Evolving Beyond A Single View Of Buyers

The good news is we are beginning to see a renaissance of the idea stories can be used in business marketing. If you look up the word story in a thesaurus, you will also find a listing of every “new” approach around buyer storytelling these days. You will find terms beginning with the word buyer such as buyer narratives, storytelling, story lines, myths, legends, chronicles, biographies, folklore, and on and on. These are not new. My advice is to keep it simple and not to lose sight of an important element. Whatever you may call your buyer storytelling efforts, if you only have a limited single view of your buyers, you may be telling a story with little meaning. Worse yet, you may cause unintended consequences.
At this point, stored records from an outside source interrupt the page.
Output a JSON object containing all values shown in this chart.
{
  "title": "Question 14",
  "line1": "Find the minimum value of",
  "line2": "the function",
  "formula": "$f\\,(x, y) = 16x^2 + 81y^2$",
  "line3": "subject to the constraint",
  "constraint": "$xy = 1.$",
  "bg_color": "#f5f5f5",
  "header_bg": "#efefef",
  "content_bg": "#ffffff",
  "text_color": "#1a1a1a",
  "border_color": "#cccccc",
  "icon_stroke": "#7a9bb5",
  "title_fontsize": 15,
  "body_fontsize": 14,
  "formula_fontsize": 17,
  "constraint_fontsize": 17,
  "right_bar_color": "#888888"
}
What can business marketing and sales leaders do to ensure they are not working from stereotypes or a single view of buyers? Here are a few helpful suggestions:

  • Develop a story listening and story gathering mindset. Within many organizations and in the daily lives of buyers, there is rarely a single story. Work from the premise of story listening before storytelling.
  • Be intentional about discovering stories and different points of view. You cannot gather stories or develop different views about buyers through guessing. It takes qualitative buyer insights research.
  • Male use of buyer scenarios for discovery. One of the essential components of buyer persona development since its’ origins has been the use of buyer scenarios. An effective means for not only uncovering the many different stories buyers find themselves in, but also helps to inform how to develop your own narratives (around ideal as well as multiple buying scenarios), which resonates with buyers.
  • Lead by authenticity, not by telling. In corporate cultures, a single view or story of buyers can take on mythological proportions over time. Whereby leaders can perpetuate myths by building strategies and tactics aimed at only a single view. Often, putting them in a position of telling the organization what it will do to grow by targeting a single story. Instead, lead by helping the organization to discover the many authentic stories of buyers.

Multiple Views Lead to More Opportunities

When organizations take time to truly understand the multiple stories and views of buyers, it is making an investment in not only uncovering more opportunities, but also truly being helpful to buyers. The daily operations of companies or the daily work and personal lives of buyers are rarely stereotypical. To approach companies and buyers through a single view can result, as aptly presented by Adichie, in critical misunderstanding of buyers and the goals they are attempting to accomplish.

Such critical misunderstanding can lead to not only lost opportunities, but also set in irreversible decline. Therein lies the danger of a single view of buyers.